For flow cases, do not fail a case just because the model chose a different valid topology.
App-specific rules
App prompts should focus on user-visible behavior:
- what the UI should let the user do
- what should persist
- what backend behavior is needed
Avoid prompting in terms of React structure, component names, or implementation unless the case is specifically about editing an existing app.
CLI-specific rules
CLI prompts can be more explicit about paths and file names because real CLI users often do specify them.
Still, avoid benchmark phrasing. The prompt should read like a repo task, not a harness instruction.
When relevant, ask the assistant to tell the user which wmill commands to run next. That is part of the benchmarked behavior.
Deterministic validation
Use deterministic validation only for hard failures such as:
- missing required files
- unexpected extra files when the prompt says not to create them
- syntax errors
- unresolved flow refs
- missing required special modules or suspend config
- obvious artifact corruption
Do not use deterministic validation to enforce one preferred implementation for broad creation tasks.
Examples of bad hard checks:
- exact step topology for a creation flow
- exact branch structure when the prompt only asked for routing behavior
- exact input shape when multiple reasonable shapes are acceptable
Judge checklist
Every non-trivial case should have a judgeChecklist.
The checklist should capture:
- the user-visible behavior that must be present
- important constraints
- key completion criteria
The checklist should not duplicate low-level implementation details unless they are truly required by the task.
Good checklist items:
- "the flow calculates the order total with 8% tax"
- "the app persists recipes appropriately for a raw Windmill app"

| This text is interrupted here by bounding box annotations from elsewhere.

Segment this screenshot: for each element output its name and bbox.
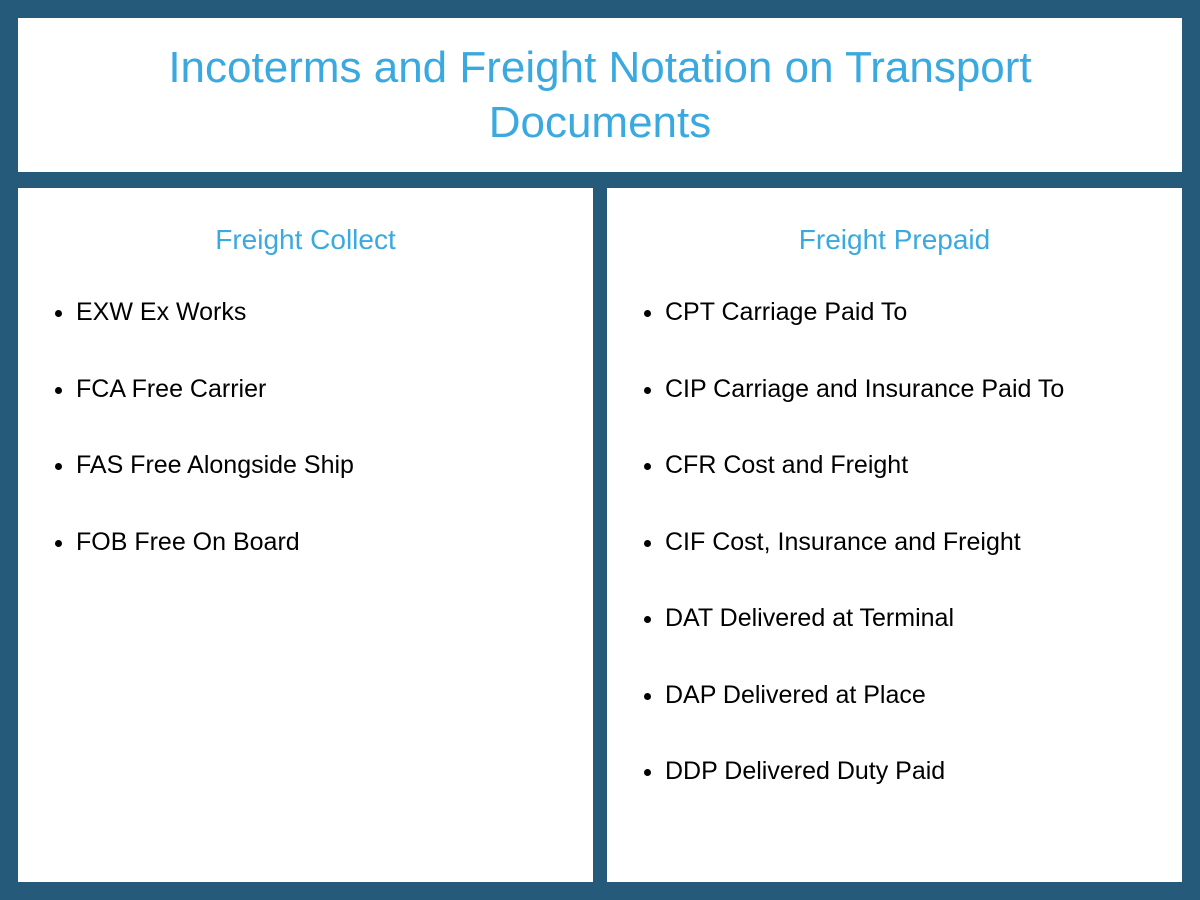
infographic-container: Incoterms and Freight Notation on Transp…	[18, 18, 1182, 882]
title-panel: Incoterms and Freight Notation on Transp…	[18, 18, 1182, 172]
list-item: CFR Cost and Freight	[665, 449, 1150, 482]
freight-prepaid-list: CPT Carriage Paid To CIP Carriage and In…	[639, 296, 1150, 788]
list-item: DAP Delivered at Place	[665, 679, 1150, 712]
list-item: DDP Delivered Duty Paid	[665, 755, 1150, 788]
list-item: CIP Carriage and Insurance Paid To	[665, 373, 1150, 406]
columns-row: Freight Collect EXW Ex Works FCA Free Ca…	[18, 188, 1182, 882]
list-item: EXW Ex Works	[76, 296, 561, 329]
list-item: CIF Cost, Insurance and Freight	[665, 526, 1150, 559]
freight-collect-heading: Freight Collect	[50, 224, 561, 256]
freight-prepaid-heading: Freight Prepaid	[639, 224, 1150, 256]
list-item: FOB Free On Board	[76, 526, 561, 559]
list-item: FAS Free Alongside Ship	[76, 449, 561, 482]
freight-collect-list: EXW Ex Works FCA Free Carrier FAS Free A…	[50, 296, 561, 558]
list-item: CPT Carriage Paid To	[665, 296, 1150, 329]
freight-prepaid-panel: Freight Prepaid CPT Carriage Paid To CIP…	[607, 188, 1182, 882]
freight-collect-panel: Freight Collect EXW Ex Works FCA Free Ca…	[18, 188, 593, 882]
page-title: Incoterms and Freight Notation on Transp…	[58, 40, 1142, 150]
list-item: FCA Free Carrier	[76, 373, 561, 406]
list-item: DAT Delivered at Terminal	[665, 602, 1150, 635]
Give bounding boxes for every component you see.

- "the flow reuses the existing workspace script instead of rewriting the logic"
Bad checklist items:
- "uses
branchone" - "contains a
rawscriptnode"
When to use expected
Use expected fixtures when the case is structure-sensitive, for example:
- exact file creation
- exact script content
- modification cases where a specific file must change in a specific way
- cases where preserving an existing structure is part of the requirement
Do not use a full expected artifact as the semantic oracle for broad creation tasks when multiple valid outputs should pass.
When to use initial
Use initial when the benchmark is about:
- editing an existing artifact
- reusing existing workspace assets
- preserving existing behavior while adding a change
If the case is greenfield, prefer no initial.
Case design ladder
Prefer suites that get gradually harder:
- trivial create case
- realistic create case
- reuse-existing-assets case
- modification case
- refactor case
- edge-case or niche product behavior
The last cases in a suite should cover unusual or product-specific behavior.
Anti-patterns
Avoid these:
- benchmark framing in prompts
- over-specified internal topology for creation tasks
- judge checklists that just restate implementation details
- deterministic validation that encodes one preferred solution
- fixtures that are so minimal or brittle that they create false negatives
Before adding a case
Ask:
- Would a real user plausibly write this prompt?
- If the model solves it in a different valid way, would the case still pass?
- Are the hard deterministic checks only catching objectively broken output?
- Does the
judgeChecklistdescribe the real success criteria? - If this case fails, will the reason be understandable from the saved artifacts?